Project Catalog
AI-Powered Political File Management System
Technology Stack
PostgreSQL + pgvector
SQLAlchemy, Alembic
Anthropic Claude
Tesseract OCR
Vector Embeddings
Celery Workers
Cloud Storage
Rate Limiting
The Challenge
During the 2024 election cycle, designers were spending 1-5 minutes per file search in our Dropbox system. With hundreds of daily file requests, this inefficiency was costing the team hours of time weekly. While initially focused on search efficiency, deeper analysis revealed the core issue: account managers and designers needed a way to discover creative inspiration from past political content. Dropbox only searches vectorized words and titles, requiring users to recall specific keywords or file names rather than enabling semantic discovery of campaign themes, messaging strategies, or visual elements.
The Solution
I designed and built a full-stack AI-powered catalog system that automatically analyzes, tags, and semantically understands political design files. The application integrates with existing Dropbox workflows while providing intelligent search capabilities powered by vector embeddings and multi-modal AI analysis.
Key Capabilities
- • AI-powered content analysis and tagging
- • OCR text extraction from images
- • Semantic search with natural language queries
- • Custom political taxonomy mapping
- • Real-time processing with Celery workers
Technical Features
- • Multi-modal LLM integration (GPT-4, Claude)
- • Vector search with pgvector extension
- • Distributed task processing
- • Multi-layer caching architecture
- • RESTful API with FastAPI
Technical Architecture
System Design
- FastAPI Backend: High-performance async API with automatic OpenAPI documentation
- PostgreSQL + pgvector: Relational database with vector similarity search capabilities
- Celery Workers: Distributed task queue for background AI processing
- Redis Cache: High-performance caching layer for search results
AI Pipeline
- Document Ingestion: Multi-format file processing with preview generation
- OCR Extraction: Tesseract-powered text extraction from images
- AI Analysis: Multi-modal LLM analysis for content understanding
- Vector Embeddings: Semantic search with OpenAI embeddings
Technical Challenges Solved
Monolithic → Modular Architecture
Refactored from a monolithic Flask application to a modular FastAPI architecture with clear separation of concerns. Implemented service-oriented design with dedicated modules for AI processing, search, taxonomy management, and document handling.
Advanced Database Design
Architected a scalable PostgreSQL schema with pgvector extension for high-performance vector similarity search. Implemented complex many-to-many relationships for document-taxonomy mappings with optimized indexing strategies.
AI Prompt Engineering
Developed sophisticated prompt templates for political content analysis, achieving high accuracy in extracting campaign themes, candidate information, and visual elements. Implemented fallback strategies across multiple LLM providers.
Production Deployment
Containerized the entire application stack with Docker, implementing comprehensive security measures, rate limiting, and monitoring. Designed for cloud deployment with horizontal scaling capabilities.
KPIs
KPI Definitions
Design Relevance & Appropriateness
- • Compare recent designs to pre-system designs
- • Track client approval rates or revision requests
- • How well designs match campaign messaging/themes
Creative Diversity & Innovation
- • Are designers using more diverse design patterns?
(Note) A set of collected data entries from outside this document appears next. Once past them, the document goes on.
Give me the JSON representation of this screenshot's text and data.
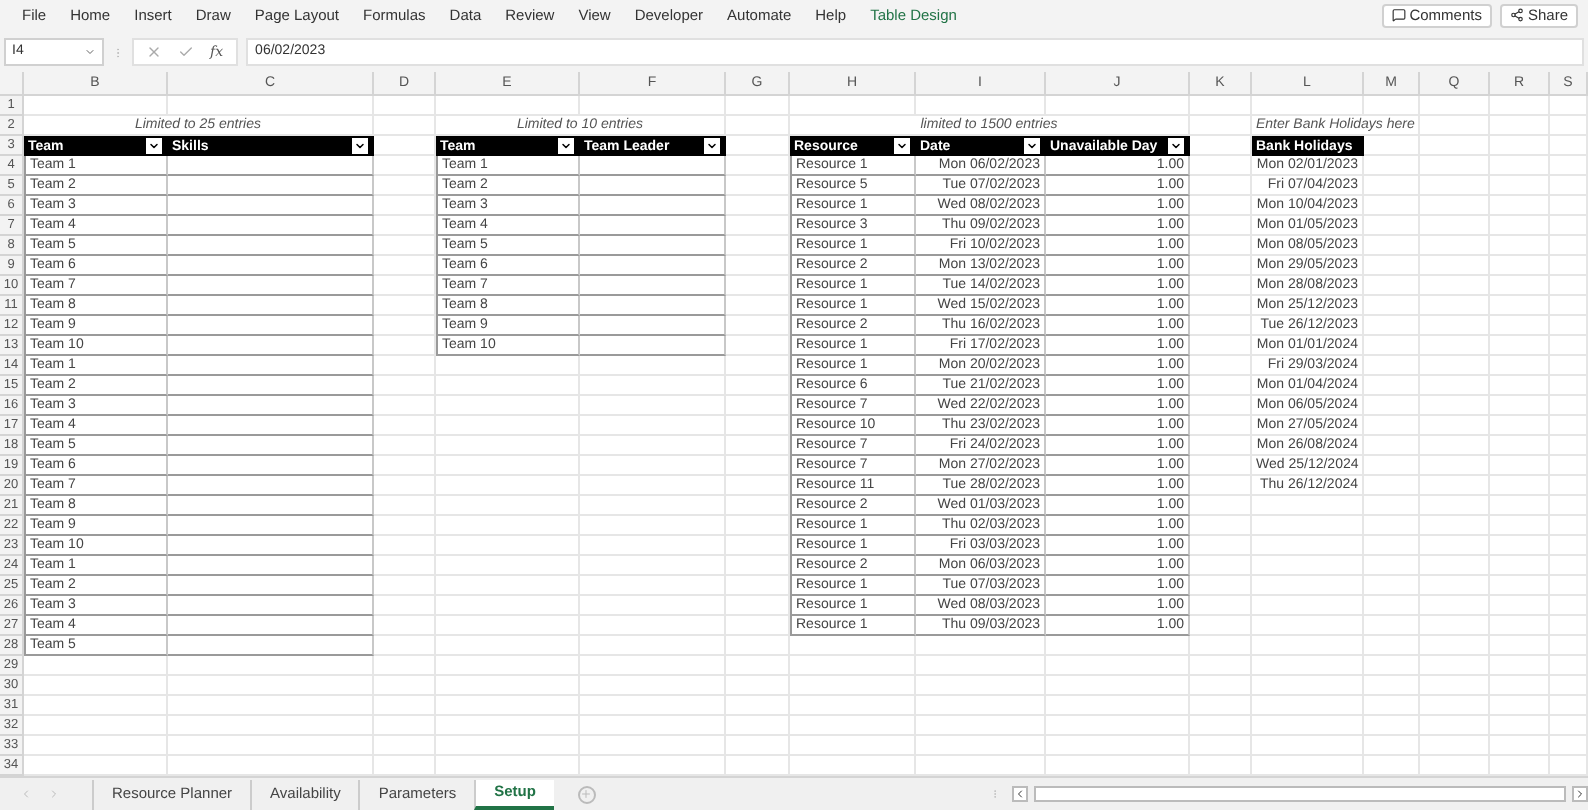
{
  "menu": [
    {
      "label": "File",
      "kind": "tab"
    },
    {
      "label": "Home",
      "kind": "tab"
    },
    {
      "label": "Insert",
      "kind": "tab"
    },
    {
      "label": "Draw",
      "kind": "tab"
    },
    {
      "label": "Page Layout",
      "kind": "tab"
    },
    {
      "label": "Formulas",
      "kind": "tab"
    },
    {
      "label": "Data",
      "kind": "tab"
    },
    {
      "label": "Review",
      "kind": "tab"
    },
    {
      "label": "View",
      "kind": "tab"
    },
    {
      "label": "Developer",
      "kind": "tab"
    },
    {
      "label": "Automate",
      "kind": "tab"
    },
    {
      "label": "Help",
      "kind": "tab"
    },
    {
      "label": "Table Design",
      "kind": "contextual"
    }
  ],
  "actions": [
    {
      "label": "Comments",
      "kind": "comments"
    },
    {
      "label": "Share",
      "kind": "share"
    }
  ],
  "formula_bar": {
    "name_box": "I4",
    "function_label": "fx",
    "formula": "06/02/2023"
  },
  "column_headers": [
    "B",
    "C",
    "D",
    "E",
    "F",
    "G",
    "H",
    "I",
    "J",
    "K",
    "L",
    "M",
    "Q",
    "R",
    "S"
  ],
  "row_headers": [
    "1",
    "2",
    "3",
    "4",
    "5",
    "6",
    "7",
    "8",
    "9",
    "10",
    "11",
    "12",
    "13",
    "14",
    "15",
    "16",
    "17",
    "18",
    "19",
    "20",
    "21",
    "22",
    "23",
    "24",
    "25",
    "26",
    "27",
    "28",
    "29",
    "30",
    "31",
    "32",
    "33",
    "34"
  ],
  "tables": [
    {
      "caption": "Limited to 25 entries",
      "bordered": true,
      "headers": [
        {
          "label": "Team",
          "kind": "text",
          "filter": true
        },
        {
          "label": "Skills",
          "kind": "text",
          "filter": true
        }
      ],
      "rows": [
        [
          "Team 1"
        ],
        [
          "Team 2"
        ],
        [
          "Team 3"
        ],
        [
          "Team 4"
        ],
        [
          "Team 5"
        ],
        [
          "Team 6"
        ],
        [
          "Team 7"
        ],
        [
          "Team 8"
        ],
        [
          "Team 9"
        ],
        [
          "Team 10"
        ],
        [
          "Team 1"
        ],
        [
          "Team 2"
        ],
        [
          "Team 3"
        ],
        [
          "Team 4"
        ],
        [
          "Team 5"
        ],
        [
          "Team 6"
        ],
        [
          "Team 7"
        ],
        [
          "Team 8"
        ],
        [
          "Team 9"
        ],
        [
          "Team 10"
        ],
        [
          "Team 1"
        ],
        [
          "Team 2"
        ],
        [
          "Team 3"
        ],
        [
          "Team 4"
        ],
        [
          "Team 5"
        ]
      ]
    },
    {
      "caption": "Limited to 10 entries",
      "bordered": true,
      "headers": [
        {
          "label": "Team",
          "kind": "text",
          "filter": true
        },
        {
          "label": "Team Leader",
          "kind": "text",
          "filter": true
        }
      ],
      "rows": [
        [
          "Team 1"
        ],
        [
          "Team 2"
        ],
        [
          "Team 3"
        ],
        [
          "Team 4"
        ],
        [
          "Team 5"
        ],
        [
          "Team 6"
        ],
        [
          "Team 7"
        ],
        [
          "Team 8"
        ],
        [
          "Team 9"
        ],
        [
          "Team 10"
        ]
      ]
    },
    {
      "caption": "limited to 1500 entries",
      "bordered": true,
      "headers": [
        {
          "label": "Resource",
          "kind": "text",
          "filter": true
        },
        {
          "label": "Date",
          "kind": "date",
          "filter": true
        },
        {
          "label": "Unavailable Day",
          "kind": "number",
          "filter": true
        }
      ],
      "rows": [
        [
          "Resource 1",
          "Mon 06/02/2023",
          "1.00"
        ],
        [
          "Resource 5",
          "Tue 07/02/2023",
          "1.00"
        ],
        [
          "Resource 1",
          "Wed 08/02/2023",
          "1.00"
        ],
        [
          "Resource 3",
          "Thu 09/02/2023",
          "1.00"
        ],
        [
          "Resource 1",
          "Fri 10/02/2023",
          "1.00"
        ],
        [
          "Resource 2",
          "Mon 13/02/2023",
          "1.00"
        ],
        [
          "Resource 1",
          "Tue 14/02/2023",
          "1.00"
        ],
        [
          "Resource 1",
          "Wed 15/02/2023",
          "1.00"
        ],
        [
          "Resource 2",
          "Thu 16/02/2023",
          "1.00"
        ],
        [
          "Resource 1",
          "Fri 17/02/2023",
          "1.00"
        ],
        [
          "Resource 1",
          "Mon 20/02/2023",
          "1.00"
        ],
        [
          "Resource 6",
          "Tue 21/02/2023",
          "1.00"
        ],
        [
          "Resource 7",
          "Wed 22/02/2023",
          "1.00"
        ],
        [
          "Resource 10",
          "Thu 23/02/2023",
          "1.00"
        ],
        [
          "Resource 7",
          "Fri 24/02/2023",
          "1.00"
        ],
        [
          "Resource 7",
          "Mon 27/02/2023",
          "1.00"
        ],
        [
          "Resource 11",
          "Tue 28/02/2023",
          "1.00"
        ],
        [
          "Resource 2",
          "Wed 01/03/2023",
          "1.00"
        ],
        [
          "Resource 1",
          "Thu 02/03/2023",
          "1.00"
        ],
        [
          "Resource 1",
          "Fri 03/03/2023",
          "1.00"
        ],
        [
          "Resource 2",
          "Mon 06/03/2023",
          "1.00"
        ],
        [
          "Resource 1",
          "Tue 07/03/2023",
          "1.00"
        ],
        [
          "Resource 1",
          "Wed 08/03/2023",
          "1.00"
        ],
        [
          "Resource 1",
          "Thu 09/03/2023",
          "1.00"
        ]
      ]
    },
    {
      "caption": "Enter Bank Holidays here",
      "bordered": false,
      "headers": [
        {
          "label": "Bank Holidays",
          "kind": "date",
          "filter": false
        }
      ],
      "rows": [
        [
          "Mon 02/01/2023"
        ],
        [
          "Fri 07/04/2023"
        ],
        [
          "Mon 10/04/2023"
        ],
        [
          "Mon 01/05/2023"
        ],
        [
          "Mon 08/05/2023"
        ],
        [
          "Mon 29/05/2023"
        ],
        [
          "Mon 28/08/2023"
        ],
        [
          "Mon 25/12/2023"
        ],
        [
          "Tue 26/12/2023"
        ],
        [
          "Mon 01/01/2024"
        ],
        [
          "Fri 29/03/2024"
        ],
        [
          "Mon 01/04/2024"
        ],
        [
          "Mon 06/05/2024"
        ],
        [
          "Mon 27/05/2024"
        ],
        [
          "Mon 26/08/2024"
        ],
        [
          "Wed 25/12/2024"
        ],
        [
          "Thu 26/12/2024"
        ]
      ]
    }
  ],
  "sheet_tabs": [
    {
      "label": "Resource Planner",
      "selected": false
    },
    {
      "label": "Availability",
      "selected": false
    },
    {
      "label": "Parameters",
      "selected": false
    },
    {
      "label": "Setup",
      "selected": true
    }
  ]
}
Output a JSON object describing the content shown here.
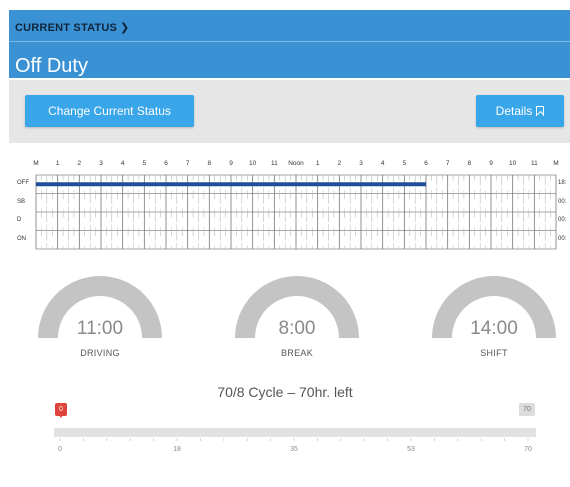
{
  "header": {
    "breadcrumb": "CURRENT STATUS",
    "breadcrumb_icon": "chevron-right-icon",
    "status": "Off Duty",
    "color": "#3a91d3"
  },
  "actions": {
    "change_status_label": "Change Current Status",
    "details_label": "Details",
    "details_icon": "bookmark-icon",
    "button_color": "#3aa6ea"
  },
  "log": {
    "hours": [
      "M",
      "1",
      "2",
      "3",
      "4",
      "5",
      "6",
      "7",
      "8",
      "9",
      "10",
      "11",
      "Noon",
      "1",
      "2",
      "3",
      "4",
      "5",
      "6",
      "7",
      "8",
      "9",
      "10",
      "11",
      "M"
    ],
    "rows": [
      {
        "label": "OFF",
        "total": "18:"
      },
      {
        "label": "SB",
        "total": "00:"
      },
      {
        "label": "D",
        "total": "00:"
      },
      {
        "label": "ON",
        "total": "00:"
      }
    ],
    "duty_line": {
      "row": "OFF",
      "start_hour": 0,
      "end_hour": 18.0
    },
    "duty_color": "#1f4f99"
  },
  "gauges": [
    {
      "value": "11:00",
      "label": "DRIVING"
    },
    {
      "value": "8:00",
      "label": "BREAK"
    },
    {
      "value": "14:00",
      "label": "SHIFT"
    }
  ],
  "cycle": {
    "title": "70/8 Cycle – 70hr. left",
    "current": "0",
    "max": "70",
    "ticks": [
      "0",
      "18",
      "35",
      "53",
      "70"
    ]
  }
}
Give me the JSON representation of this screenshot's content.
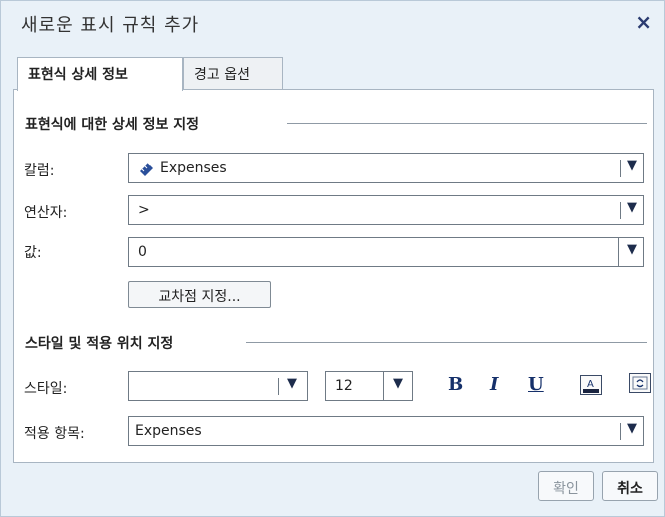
{
  "dialog": {
    "title": "새로운 표시 규칙 추가",
    "close_icon": "×"
  },
  "tabs": [
    {
      "label": "표현식 상세 정보",
      "active": true
    },
    {
      "label": "경고 옵션",
      "active": false
    }
  ],
  "expression_section": {
    "heading": "표현식에 대한 상세 정보 지정",
    "column_label": "칼럼:",
    "column_value": "Expenses",
    "column_icon": "measure-icon",
    "operator_label": "연산자:",
    "operator_value": ">",
    "value_label": "값:",
    "value_value": "0",
    "intersection_button": "교차점 지정..."
  },
  "style_section": {
    "heading": "스타일 및 적용 위치 지정",
    "style_label": "스타일:",
    "style_value": "",
    "font_size": "12",
    "bold": "B",
    "italic": "I",
    "underline": "U",
    "apply_label": "적용 항목:",
    "apply_value": "Expenses"
  },
  "footer": {
    "ok": "확인",
    "cancel": "취소"
  },
  "colors": {
    "accent": "#15306a",
    "border": "#a8b5c2",
    "background": "#e9f1f8"
  }
}
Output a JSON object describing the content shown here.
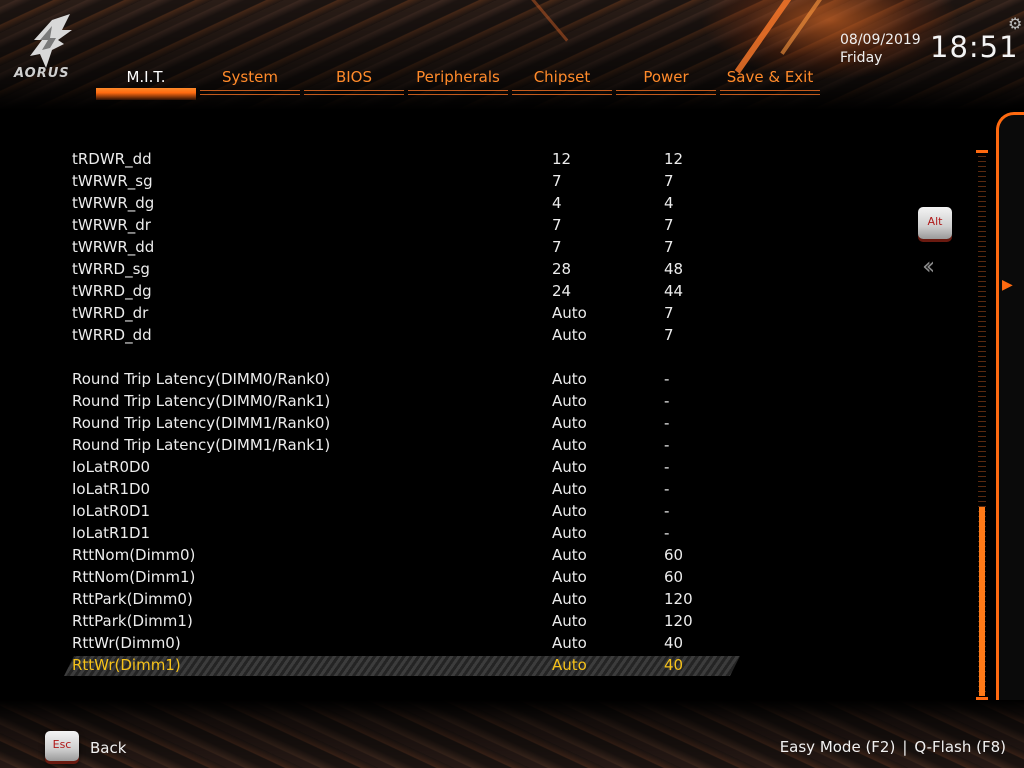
{
  "brand": {
    "logo_text": "AORUS"
  },
  "tabs": [
    {
      "label": "M.I.T.",
      "active": true
    },
    {
      "label": "System",
      "active": false
    },
    {
      "label": "BIOS",
      "active": false
    },
    {
      "label": "Peripherals",
      "active": false
    },
    {
      "label": "Chipset",
      "active": false
    },
    {
      "label": "Power",
      "active": false
    },
    {
      "label": "Save & Exit",
      "active": false
    }
  ],
  "datetime": {
    "date": "08/09/2019",
    "day": "Friday",
    "time": "18:51"
  },
  "settings": [
    {
      "name": "tRDWR_dd",
      "setting": "12",
      "current": "12"
    },
    {
      "name": "tWRWR_sg",
      "setting": "7",
      "current": "7"
    },
    {
      "name": "tWRWR_dg",
      "setting": "4",
      "current": "4"
    },
    {
      "name": "tWRWR_dr",
      "setting": "7",
      "current": "7"
    },
    {
      "name": "tWRWR_dd",
      "setting": "7",
      "current": "7"
    },
    {
      "name": "tWRRD_sg",
      "setting": "28",
      "current": "48"
    },
    {
      "name": "tWRRD_dg",
      "setting": "24",
      "current": "44"
    },
    {
      "name": "tWRRD_dr",
      "setting": "Auto",
      "current": "7"
    },
    {
      "name": "tWRRD_dd",
      "setting": "Auto",
      "current": "7"
    },
    {
      "name": "",
      "setting": "",
      "current": ""
    },
    {
      "name": "Round Trip Latency(DIMM0/Rank0)",
      "setting": "Auto",
      "current": "-"
    },
    {
      "name": "Round Trip Latency(DIMM0/Rank1)",
      "setting": "Auto",
      "current": "-"
    },
    {
      "name": "Round Trip Latency(DIMM1/Rank0)",
      "setting": "Auto",
      "current": "-"
    },
    {
      "name": "Round Trip Latency(DIMM1/Rank1)",
      "setting": "Auto",
      "current": "-"
    },
    {
      "name": "IoLatR0D0",
      "setting": "Auto",
      "current": "-"
    },
    {
      "name": "IoLatR1D0",
      "setting": "Auto",
      "current": "-"
    },
    {
      "name": "IoLatR0D1",
      "setting": "Auto",
      "current": "-"
    },
    {
      "name": "IoLatR1D1",
      "setting": "Auto",
      "current": "-"
    },
    {
      "name": "RttNom(Dimm0)",
      "setting": "Auto",
      "current": "60"
    },
    {
      "name": "RttNom(Dimm1)",
      "setting": "Auto",
      "current": "60"
    },
    {
      "name": "RttPark(Dimm0)",
      "setting": "Auto",
      "current": "120"
    },
    {
      "name": "RttPark(Dimm1)",
      "setting": "Auto",
      "current": "120"
    },
    {
      "name": "RttWr(Dimm0)",
      "setting": "Auto",
      "current": "40"
    },
    {
      "name": "RttWr(Dimm1)",
      "setting": "Auto",
      "current": "40",
      "selected": true
    }
  ],
  "side": {
    "alt_key": "Alt"
  },
  "scrollbar": {
    "thumb_start": 0.65,
    "thumb_end": 1.0
  },
  "footer": {
    "esc_key": "Esc",
    "back_label": "Back",
    "easy_mode": "Easy Mode (F2)",
    "separator": "|",
    "qflash": "Q-Flash (F8)"
  },
  "colors": {
    "accent": "#ff6a10",
    "tab_text": "#ff8a2a",
    "selected_text": "#f6c21a"
  }
}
- • Frequency of drawing from past successful campaigns
- • Using elements from different candidates/themes creatively
Design Process Quality
- • Fewer revisions needed when designers start with better inspiration
- • Can designers better explain their creative choices?
- • Time to reach a solid design direction (not just any design)
Key Features
Intelligent Search
Natural language queries like "healthcare policy graphics" or "Biden campaign materials" return semantically relevant results using vector similarity search and custom political taxonomy.
Automated Tagging
AI-powered analysis extracts political themes, visual elements, candidate information, and campaign messaging automatically from uploaded documents.
Analytics Dashboard
Minimal admin interface with usage metrics, search patterns, processing status, and system performance monitoring for continuous optimization.
Real-time Processing
Background processing with Celery workers ensures fast upload response times while comprehensive AI analysis happens asynchronously.
Explore the Project
Project Impact & Learning
This project demonstrates my ability to identify real business problems, architect scalable solutions, and deliver measurable impact through full-stack development and AI integration. It showcases advanced technical skills in modern web development, database design, and machine learning implementation.